There are a few problems with the current representation and they
largely mirror the old problem with signed vs unsigned integers in the
IR 15 years ago. In early versions of LLVM, integers were explicitly
signed. This meant that the IR was cluttered with bitcasts from signed
to unsigned integers, which slowed down analysis and didn't convey any
useful semantics. Worse, there were a bunch of things conflated, for
example does unsigned imply wrapping? Some time in the 2.x series (2.0?
My memory is fuzzy here), LLVM moved to just i{size} types for integer
and moved all of the semantics to the operations. It's now explicit
whether an operation is signed or unsigned, whether overflow wraps or
has undefined behaviour, and so on.
Pointers have a similar set of problems. Pointers carry a type, but
that type doesn't actually carry any semantics. There are a lot of
things that don't care about the type of the pointer, but they have no
way of specifying this and generally use i8*. This means that the IR is
full of bitcasts from {something}* to i8* and then back again.
This is particularly important for code that wants to use non-zero
address spaces, because a lot of code does casts via i8* and forgets to
change this to i8*-in-another-address-space.

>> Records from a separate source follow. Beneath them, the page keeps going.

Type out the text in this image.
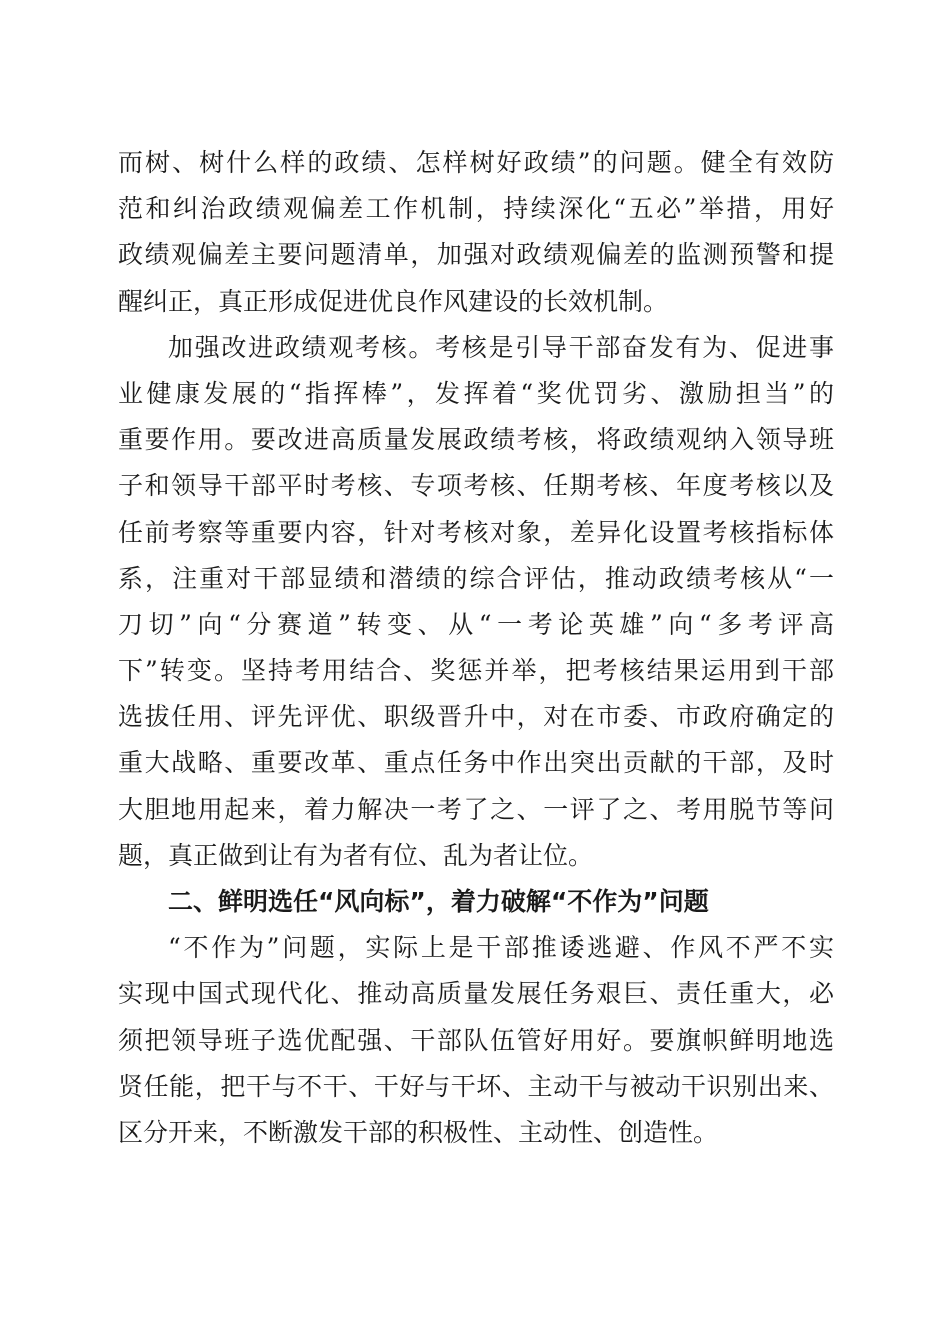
而树、树什么样的政绩、怎样树好政绩”的问题。健全有效防
范和纠治政绩观偏差工作机制，持续深化“五必”举措，用好
政绩观偏差主要问题清单，加强对政绩观偏差的监测预警和提
醒纠正，真正形成促进优良作风建设的长效机制。
加强改进政绩观考核。考核是引导干部奋发有为、促进事
业健康发展的“指挥棒”，发挥着“奖优罚劣、激励担当”的
重要作用。要改进高质量发展政绩考核，将政绩观纳入领导班
子和领导干部平时考核、专项考核、任期考核、年度考核以及
任前考察等重要内容，针对考核对象，差异化设置考核指标体
系，注重对干部显绩和潜绩的综合评估，推动政绩考核从“一
刀切”向“分赛道”转变、从“一考论英雄”向“多考评高
下”转变。坚持考用结合、奖惩并举，把考核结果运用到干部
选拔任用、评先评优、职级晋升中，对在市委、市政府确定的
重大战略、重要改革、重点任务中作出突出贡献的干部，及时
大胆地用起来，着力解决一考了之、一评了之、考用脱节等问
题，真正做到让有为者有位、乱为者让位。
二、鲜明选任“风向标”，着力破解“不作为”问题
“不作为”问题，实际上是干部推诿逃避、作风不严不实
实现中国式现代化、推动高质量发展任务艰巨、责任重大，必
须把领导班子选优配强、干部队伍管好用好。要旗帜鲜明地选
贤任能，把干与不干、干好与干坏、主动干与被动干识别出来、
区分开来，不断激发干部的积极性、主动性、创造性。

The fact that a pointer is a pointer to some struct type currently
doesn't imply anything about whether the pointed-to data and it's
completely valid to bitcast a pointer to a random type and back again in
an optimisation. The real type info (where applicable) is carried by
TBAA metadata, dereferencability info by attributes, and so on.
TL;DR: The pointee type has no (or worse, misleading) semantics and
forces a load of bitcasts. Opaque pointers remove this.
David